From aws faqs -> Q: Is there a minimum object size charge for Amazon S3 Glacier Instant Retrieval?

S3 Glacier Instant Retrieval is designed for larger objects and has a minimum object storage charge of 128KB. Objects smaller than 128KB in size will incur storage charges as if the object were 128KB. For example, a 6KB object in S3 Glacier Instant Retrieval will incur S3 Glacier Instant Retrieval storage charges for 6KB and an additional minimum object size charge equivalent to 122KB at the S3 Glacier Instant Retrieval storage price. View the Amazon S3 pricing page for information about Amazon S3 Glacier Instant Retrieval pricing.

Any disadvantages?

Obviously setting up such a system is not easy. Here are a few pointers to help you out if it makes sense for you.

  • Not simple - No matter how much they call it simple, its not. You have to understand how the service works. Specially about object storage and its lifecycle management, otherwise you may endup incurring high charges using the standard storage.
  • Postpaid - Since this is a postpaid service and your credit card is already attached to the account, you may get a high bill and not realize soon.
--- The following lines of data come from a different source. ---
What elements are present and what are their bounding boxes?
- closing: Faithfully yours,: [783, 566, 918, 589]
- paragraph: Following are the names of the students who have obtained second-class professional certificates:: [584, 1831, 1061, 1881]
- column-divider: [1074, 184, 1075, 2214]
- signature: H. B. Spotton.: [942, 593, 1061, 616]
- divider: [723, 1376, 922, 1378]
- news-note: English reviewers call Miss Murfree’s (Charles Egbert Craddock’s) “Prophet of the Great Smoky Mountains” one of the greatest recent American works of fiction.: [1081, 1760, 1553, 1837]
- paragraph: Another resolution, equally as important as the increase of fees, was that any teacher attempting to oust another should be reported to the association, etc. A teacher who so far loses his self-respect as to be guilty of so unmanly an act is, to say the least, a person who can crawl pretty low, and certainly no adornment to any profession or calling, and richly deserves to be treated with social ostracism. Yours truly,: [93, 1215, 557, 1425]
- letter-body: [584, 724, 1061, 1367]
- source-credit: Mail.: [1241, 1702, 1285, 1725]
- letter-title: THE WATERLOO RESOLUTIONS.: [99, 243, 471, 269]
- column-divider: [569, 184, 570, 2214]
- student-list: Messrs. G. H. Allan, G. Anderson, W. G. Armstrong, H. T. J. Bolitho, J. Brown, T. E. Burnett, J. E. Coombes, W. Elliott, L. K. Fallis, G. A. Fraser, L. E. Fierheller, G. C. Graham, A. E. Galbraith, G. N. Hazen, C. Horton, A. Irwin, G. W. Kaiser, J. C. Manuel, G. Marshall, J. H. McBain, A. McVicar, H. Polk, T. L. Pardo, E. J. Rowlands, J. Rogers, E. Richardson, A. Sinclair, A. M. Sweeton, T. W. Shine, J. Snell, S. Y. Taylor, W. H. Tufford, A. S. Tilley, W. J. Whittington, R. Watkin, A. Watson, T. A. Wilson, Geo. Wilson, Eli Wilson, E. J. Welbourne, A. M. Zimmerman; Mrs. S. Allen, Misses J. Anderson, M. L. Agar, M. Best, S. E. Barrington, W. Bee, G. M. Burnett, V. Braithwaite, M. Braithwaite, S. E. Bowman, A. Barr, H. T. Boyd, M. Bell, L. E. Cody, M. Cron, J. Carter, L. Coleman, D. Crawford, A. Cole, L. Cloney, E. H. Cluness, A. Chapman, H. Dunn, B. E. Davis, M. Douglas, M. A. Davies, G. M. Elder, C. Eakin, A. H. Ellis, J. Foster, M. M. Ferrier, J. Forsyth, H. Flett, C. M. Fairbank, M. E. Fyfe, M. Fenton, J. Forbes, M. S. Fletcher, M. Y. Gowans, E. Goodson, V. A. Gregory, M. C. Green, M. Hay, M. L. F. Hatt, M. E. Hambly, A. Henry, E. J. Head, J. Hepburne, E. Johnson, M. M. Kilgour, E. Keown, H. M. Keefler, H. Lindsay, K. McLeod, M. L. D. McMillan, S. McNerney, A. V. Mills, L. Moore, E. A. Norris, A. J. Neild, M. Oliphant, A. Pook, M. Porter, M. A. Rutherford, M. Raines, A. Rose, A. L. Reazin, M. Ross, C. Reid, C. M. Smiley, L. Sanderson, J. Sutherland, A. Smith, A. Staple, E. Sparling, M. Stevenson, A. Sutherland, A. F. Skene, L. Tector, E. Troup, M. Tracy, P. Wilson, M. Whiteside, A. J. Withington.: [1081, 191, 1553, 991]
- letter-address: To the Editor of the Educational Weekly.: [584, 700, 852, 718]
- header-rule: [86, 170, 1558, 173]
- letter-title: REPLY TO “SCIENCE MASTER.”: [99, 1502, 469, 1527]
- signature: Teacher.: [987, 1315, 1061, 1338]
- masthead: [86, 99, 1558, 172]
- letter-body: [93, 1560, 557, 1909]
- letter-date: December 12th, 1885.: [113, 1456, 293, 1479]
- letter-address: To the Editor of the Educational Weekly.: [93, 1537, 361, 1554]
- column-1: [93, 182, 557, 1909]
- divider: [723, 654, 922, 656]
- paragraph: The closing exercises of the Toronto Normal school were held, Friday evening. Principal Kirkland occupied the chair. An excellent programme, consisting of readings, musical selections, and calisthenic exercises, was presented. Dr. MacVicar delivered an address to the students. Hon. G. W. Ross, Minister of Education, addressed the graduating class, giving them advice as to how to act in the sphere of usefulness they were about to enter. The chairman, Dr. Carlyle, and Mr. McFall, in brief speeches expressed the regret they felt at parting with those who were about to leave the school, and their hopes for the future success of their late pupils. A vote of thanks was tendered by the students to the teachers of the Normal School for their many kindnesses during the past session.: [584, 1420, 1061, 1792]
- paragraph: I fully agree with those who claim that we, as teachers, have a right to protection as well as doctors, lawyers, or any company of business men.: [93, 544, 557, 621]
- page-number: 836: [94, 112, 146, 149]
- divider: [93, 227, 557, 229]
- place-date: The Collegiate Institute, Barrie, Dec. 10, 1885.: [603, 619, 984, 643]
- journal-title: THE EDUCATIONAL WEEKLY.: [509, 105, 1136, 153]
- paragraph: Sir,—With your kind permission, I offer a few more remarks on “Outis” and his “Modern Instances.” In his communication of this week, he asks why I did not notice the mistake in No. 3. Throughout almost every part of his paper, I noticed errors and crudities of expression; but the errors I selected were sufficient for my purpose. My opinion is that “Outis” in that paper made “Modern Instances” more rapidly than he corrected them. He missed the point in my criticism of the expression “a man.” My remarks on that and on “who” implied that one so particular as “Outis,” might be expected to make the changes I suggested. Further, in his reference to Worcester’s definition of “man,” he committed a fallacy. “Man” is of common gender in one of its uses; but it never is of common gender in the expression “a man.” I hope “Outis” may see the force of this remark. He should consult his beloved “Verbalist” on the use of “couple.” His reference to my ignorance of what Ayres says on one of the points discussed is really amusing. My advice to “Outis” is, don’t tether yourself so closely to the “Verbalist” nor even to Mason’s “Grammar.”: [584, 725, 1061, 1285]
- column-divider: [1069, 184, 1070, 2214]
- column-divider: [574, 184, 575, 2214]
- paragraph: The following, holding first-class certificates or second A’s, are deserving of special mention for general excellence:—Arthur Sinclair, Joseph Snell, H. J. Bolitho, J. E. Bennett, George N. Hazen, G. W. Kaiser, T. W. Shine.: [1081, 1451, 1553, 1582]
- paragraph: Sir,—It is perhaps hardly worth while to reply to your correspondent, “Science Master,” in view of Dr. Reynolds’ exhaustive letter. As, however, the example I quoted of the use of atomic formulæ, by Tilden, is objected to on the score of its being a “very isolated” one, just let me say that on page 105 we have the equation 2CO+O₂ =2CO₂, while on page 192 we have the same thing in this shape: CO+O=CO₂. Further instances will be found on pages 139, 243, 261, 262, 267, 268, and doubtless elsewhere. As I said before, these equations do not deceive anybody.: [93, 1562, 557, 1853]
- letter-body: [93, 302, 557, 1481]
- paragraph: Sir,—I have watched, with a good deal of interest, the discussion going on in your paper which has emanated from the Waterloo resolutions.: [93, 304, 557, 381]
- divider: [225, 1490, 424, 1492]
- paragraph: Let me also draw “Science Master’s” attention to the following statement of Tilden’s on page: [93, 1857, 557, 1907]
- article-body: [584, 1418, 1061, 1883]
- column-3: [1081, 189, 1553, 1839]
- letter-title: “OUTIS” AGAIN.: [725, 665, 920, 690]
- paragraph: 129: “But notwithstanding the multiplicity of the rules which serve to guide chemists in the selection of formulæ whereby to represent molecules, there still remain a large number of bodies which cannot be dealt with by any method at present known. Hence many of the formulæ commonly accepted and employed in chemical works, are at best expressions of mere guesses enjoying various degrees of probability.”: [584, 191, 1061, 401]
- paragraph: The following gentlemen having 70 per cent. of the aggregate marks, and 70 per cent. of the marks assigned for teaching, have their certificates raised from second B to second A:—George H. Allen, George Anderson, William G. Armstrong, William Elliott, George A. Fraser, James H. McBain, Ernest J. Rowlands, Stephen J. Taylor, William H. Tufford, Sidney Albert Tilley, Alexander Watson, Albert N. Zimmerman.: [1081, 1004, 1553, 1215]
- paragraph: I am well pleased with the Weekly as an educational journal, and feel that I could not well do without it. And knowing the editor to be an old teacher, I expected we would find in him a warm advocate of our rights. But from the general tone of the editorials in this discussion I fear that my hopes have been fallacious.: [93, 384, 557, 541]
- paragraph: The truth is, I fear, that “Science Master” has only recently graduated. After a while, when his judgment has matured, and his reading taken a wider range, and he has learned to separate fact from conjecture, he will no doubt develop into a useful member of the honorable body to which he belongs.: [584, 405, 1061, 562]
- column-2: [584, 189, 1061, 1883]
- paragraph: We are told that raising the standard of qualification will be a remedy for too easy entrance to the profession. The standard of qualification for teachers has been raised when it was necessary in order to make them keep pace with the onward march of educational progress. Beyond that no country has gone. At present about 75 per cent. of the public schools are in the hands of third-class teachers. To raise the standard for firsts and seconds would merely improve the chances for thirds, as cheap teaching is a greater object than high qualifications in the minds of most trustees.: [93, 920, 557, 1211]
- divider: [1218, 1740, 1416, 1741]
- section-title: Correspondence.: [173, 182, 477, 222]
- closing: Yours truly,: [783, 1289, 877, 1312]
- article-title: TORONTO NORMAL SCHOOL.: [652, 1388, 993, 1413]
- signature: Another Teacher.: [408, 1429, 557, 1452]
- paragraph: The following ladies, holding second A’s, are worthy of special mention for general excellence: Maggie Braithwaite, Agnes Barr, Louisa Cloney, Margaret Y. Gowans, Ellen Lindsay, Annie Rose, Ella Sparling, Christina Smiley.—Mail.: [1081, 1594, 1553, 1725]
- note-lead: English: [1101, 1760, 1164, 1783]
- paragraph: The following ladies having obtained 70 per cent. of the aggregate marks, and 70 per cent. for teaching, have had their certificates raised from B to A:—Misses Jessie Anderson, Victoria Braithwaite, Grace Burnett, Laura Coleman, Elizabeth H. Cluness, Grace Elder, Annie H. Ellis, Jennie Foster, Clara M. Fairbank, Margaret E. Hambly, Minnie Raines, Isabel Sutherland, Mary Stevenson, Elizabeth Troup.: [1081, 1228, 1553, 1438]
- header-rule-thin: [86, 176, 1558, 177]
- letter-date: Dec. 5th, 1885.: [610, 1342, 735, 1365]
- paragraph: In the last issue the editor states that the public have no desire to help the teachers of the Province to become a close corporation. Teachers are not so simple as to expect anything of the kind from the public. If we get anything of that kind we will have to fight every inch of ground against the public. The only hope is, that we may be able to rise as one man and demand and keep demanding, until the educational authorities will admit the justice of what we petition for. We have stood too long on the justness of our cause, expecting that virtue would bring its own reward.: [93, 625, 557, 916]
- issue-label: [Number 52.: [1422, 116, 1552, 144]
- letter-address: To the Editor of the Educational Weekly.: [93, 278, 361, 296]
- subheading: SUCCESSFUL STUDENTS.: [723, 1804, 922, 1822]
To circumvent this, you would need to keep a watch on everything at everytime which brings in more complexity.
  • Retrieval - As already mentioned, the retrieval from glacier storage is slow and also chargeable. Since our use case is for backup which means I won’t be retrieving any data unless my primary storage fails.
  • Complex pricing - The costing is not straight forward and requires you to understand various aspects before you can actually estimate your total cost. You can try using the AWS pricing calculator but configuring it also needs some expertise.
  • IAM - Identity and Access management is required when you have an organisation and multiple people/services would be accessing the same account. For single user system, you don’t need to setup IAM. But with such type of cloud providers, IAM is always recommended; Not just for convenience, but to better secure your account. A misconfigured root account can result in potential loss of your data and unwanted charges. Never use your root account for everyday access unless you are just playing and testing.